Stop Writing Negative Reviews for Games You Enjoy

Stop leaving negative reviews for games in an attempt to police review scores or ‘warn off’ other players. It is not your job, and it affects developers’ livelihoods.

These things matter. Last week, a tweet from the account for indie game Cryptmaster popped up on my For You feed, and I’ve been thinking about it ever since.

One of the developers, Paul Hart, shared a screenshot of a negative Steam review that was filled with glowing praise, but had a note appended to the end that said that the negative review was so “whiners and haters know what they are getting into”, and because a single negative review “won’t change the ranking of the game”. In the tweet, Hart said that the review did indeed drop the game’s Steam rating.

In fact, it dropped so much that it almost fell from Overwhelmingly Positive into Very Positive. While the game has since risen back to 97 percent, safely within Overwhelmingly Positive, I can’t stop thinking about why someone would do this.

While I think review bombing is too often used by people of certain political leanings to protest ‘wokeness’, it still has value as a tool that allows audiences to express their feelings about policies or practices that take advantage of them. If you don’t like being faced with extractive monetisation in every game you play, you should make that known, and reviews are an appropriate place to do that since monetisation and the like are built-in features that do affect the experience of playing a game.

I’m not saying that indie games shouldn’t get negative reviews – if you think a game is bad, that’s your business.

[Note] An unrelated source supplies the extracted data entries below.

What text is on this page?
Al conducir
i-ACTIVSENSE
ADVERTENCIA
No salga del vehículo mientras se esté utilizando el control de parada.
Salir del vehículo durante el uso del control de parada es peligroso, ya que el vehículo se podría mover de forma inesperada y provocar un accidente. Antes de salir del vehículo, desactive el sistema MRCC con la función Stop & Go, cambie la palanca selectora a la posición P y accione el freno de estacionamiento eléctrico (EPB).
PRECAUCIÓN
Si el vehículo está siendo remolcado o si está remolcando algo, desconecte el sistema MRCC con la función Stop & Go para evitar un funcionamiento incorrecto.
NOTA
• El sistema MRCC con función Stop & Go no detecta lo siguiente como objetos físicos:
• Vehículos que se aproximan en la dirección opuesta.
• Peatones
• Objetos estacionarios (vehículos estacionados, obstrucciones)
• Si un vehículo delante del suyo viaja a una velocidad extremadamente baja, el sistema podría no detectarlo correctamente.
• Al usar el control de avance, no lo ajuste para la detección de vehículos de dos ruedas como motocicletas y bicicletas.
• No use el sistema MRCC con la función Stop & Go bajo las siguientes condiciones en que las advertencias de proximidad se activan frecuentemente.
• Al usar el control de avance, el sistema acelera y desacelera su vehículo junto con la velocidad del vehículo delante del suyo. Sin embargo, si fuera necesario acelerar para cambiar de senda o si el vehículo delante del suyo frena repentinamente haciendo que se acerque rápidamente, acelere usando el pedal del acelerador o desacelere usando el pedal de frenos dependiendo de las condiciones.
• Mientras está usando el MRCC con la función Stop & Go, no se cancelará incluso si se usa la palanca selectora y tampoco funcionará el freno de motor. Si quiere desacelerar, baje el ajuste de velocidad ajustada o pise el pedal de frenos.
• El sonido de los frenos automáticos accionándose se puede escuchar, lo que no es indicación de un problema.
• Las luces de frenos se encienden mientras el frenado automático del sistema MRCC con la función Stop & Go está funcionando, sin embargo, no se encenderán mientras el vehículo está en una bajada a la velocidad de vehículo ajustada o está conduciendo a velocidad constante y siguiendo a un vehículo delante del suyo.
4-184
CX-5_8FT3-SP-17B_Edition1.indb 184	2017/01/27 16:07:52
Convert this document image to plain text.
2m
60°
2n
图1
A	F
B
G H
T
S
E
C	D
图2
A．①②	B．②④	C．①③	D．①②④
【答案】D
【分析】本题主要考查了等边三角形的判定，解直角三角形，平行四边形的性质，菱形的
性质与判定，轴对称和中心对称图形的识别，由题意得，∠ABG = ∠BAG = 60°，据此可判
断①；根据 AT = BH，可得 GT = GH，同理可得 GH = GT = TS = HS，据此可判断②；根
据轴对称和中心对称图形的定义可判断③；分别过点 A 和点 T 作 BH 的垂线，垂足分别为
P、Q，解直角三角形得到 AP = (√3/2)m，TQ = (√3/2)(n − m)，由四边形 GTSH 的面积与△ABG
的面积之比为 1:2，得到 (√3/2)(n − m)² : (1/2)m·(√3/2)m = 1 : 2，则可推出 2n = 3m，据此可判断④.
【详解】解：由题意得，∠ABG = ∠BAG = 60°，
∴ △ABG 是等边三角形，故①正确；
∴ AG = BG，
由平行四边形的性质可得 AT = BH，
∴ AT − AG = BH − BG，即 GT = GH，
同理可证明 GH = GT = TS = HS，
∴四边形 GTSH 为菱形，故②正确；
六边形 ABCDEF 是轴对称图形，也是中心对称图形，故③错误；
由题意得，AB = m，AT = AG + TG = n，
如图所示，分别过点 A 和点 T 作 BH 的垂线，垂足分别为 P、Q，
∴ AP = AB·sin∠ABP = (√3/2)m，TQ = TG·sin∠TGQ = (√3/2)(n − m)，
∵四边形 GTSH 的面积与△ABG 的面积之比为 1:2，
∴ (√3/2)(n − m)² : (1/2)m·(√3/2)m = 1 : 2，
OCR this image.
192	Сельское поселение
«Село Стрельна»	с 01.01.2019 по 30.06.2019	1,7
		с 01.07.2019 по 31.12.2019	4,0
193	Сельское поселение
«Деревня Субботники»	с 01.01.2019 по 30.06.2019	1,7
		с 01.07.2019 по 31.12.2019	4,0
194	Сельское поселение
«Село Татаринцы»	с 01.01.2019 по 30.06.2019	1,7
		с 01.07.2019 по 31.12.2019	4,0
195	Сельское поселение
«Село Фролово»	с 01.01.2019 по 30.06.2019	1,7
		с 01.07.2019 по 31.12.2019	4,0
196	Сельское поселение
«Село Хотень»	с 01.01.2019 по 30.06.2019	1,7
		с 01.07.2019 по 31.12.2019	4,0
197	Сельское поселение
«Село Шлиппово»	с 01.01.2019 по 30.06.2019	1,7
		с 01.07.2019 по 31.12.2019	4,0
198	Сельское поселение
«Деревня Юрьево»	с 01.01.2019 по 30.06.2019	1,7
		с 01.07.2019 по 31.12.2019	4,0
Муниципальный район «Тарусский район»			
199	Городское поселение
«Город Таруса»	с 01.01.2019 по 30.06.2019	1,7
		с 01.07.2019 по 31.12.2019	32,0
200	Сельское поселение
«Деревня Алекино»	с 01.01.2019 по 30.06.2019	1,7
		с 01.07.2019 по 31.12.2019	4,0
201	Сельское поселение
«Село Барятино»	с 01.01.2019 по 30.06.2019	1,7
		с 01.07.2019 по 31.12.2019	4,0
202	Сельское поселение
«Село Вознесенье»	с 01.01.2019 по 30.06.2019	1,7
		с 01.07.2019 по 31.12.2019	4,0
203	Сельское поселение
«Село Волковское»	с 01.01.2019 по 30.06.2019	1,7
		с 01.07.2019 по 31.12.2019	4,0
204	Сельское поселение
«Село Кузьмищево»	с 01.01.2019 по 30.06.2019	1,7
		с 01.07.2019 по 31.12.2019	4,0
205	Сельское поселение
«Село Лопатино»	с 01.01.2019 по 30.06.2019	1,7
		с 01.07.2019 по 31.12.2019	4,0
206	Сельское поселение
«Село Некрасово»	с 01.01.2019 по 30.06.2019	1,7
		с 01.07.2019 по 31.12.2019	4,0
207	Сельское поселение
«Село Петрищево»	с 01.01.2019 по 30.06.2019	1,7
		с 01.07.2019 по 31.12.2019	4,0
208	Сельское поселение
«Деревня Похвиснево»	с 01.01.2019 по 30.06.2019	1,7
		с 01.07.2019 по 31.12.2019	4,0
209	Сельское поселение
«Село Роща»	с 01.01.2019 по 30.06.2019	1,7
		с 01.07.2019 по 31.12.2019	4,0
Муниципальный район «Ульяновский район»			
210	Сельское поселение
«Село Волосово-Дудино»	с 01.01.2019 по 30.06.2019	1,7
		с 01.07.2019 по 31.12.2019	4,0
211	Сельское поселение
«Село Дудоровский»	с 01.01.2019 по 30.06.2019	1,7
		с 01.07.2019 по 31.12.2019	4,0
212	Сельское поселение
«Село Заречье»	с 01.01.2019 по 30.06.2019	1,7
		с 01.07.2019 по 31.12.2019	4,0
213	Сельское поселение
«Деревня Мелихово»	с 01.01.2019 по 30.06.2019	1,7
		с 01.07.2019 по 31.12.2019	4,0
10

Speak your truth, babe.

But while a handful of bad reviews might not affect a triple-A game that much because there are enough reviews to dilute their effects, indie games have much smaller player bases and far fewer reviews. A negative review matters.

You could be directly impacting the livelihood of a developer who made a game you love. A single review can change things.

Players Are Not The Review Police

I’ve seen a lot of negative reviews left on Steam games as jokes, or to ‘balance the scales’ closer to a Metacritic or OpenCritic score, or in this specific case, to ‘warn’ other players. I’m dangerously close to sounding like I’m gatekeeping here, but this is not what reviews are for, and the impact a review could have should be taken way more seriously than it is right now.

I don’t usually read Steam reviews, not because player-written reviews have less value than critical reviews from professional reviewers, but because they are often plagued with people trying to manipulate a game’s score for no good reason. The percentage on the store page is already an aggregate that balances itself, and if people always reviewed games in good faith, it would represent a fair review score for that platform and that audience.

Unfortunately, that’s not the case. So often, games that people actually love aren’t given their flowers because of people who already like the game trying to tweak the score to what they think it should be, which is ridiculous.

All this to say: stop policing review scores. It’s not your job, and you’re meddling with the financial security of developers because you’re bored.

Things are bad enough in the industry as it is – don’t make it harder for the people who make the games you love.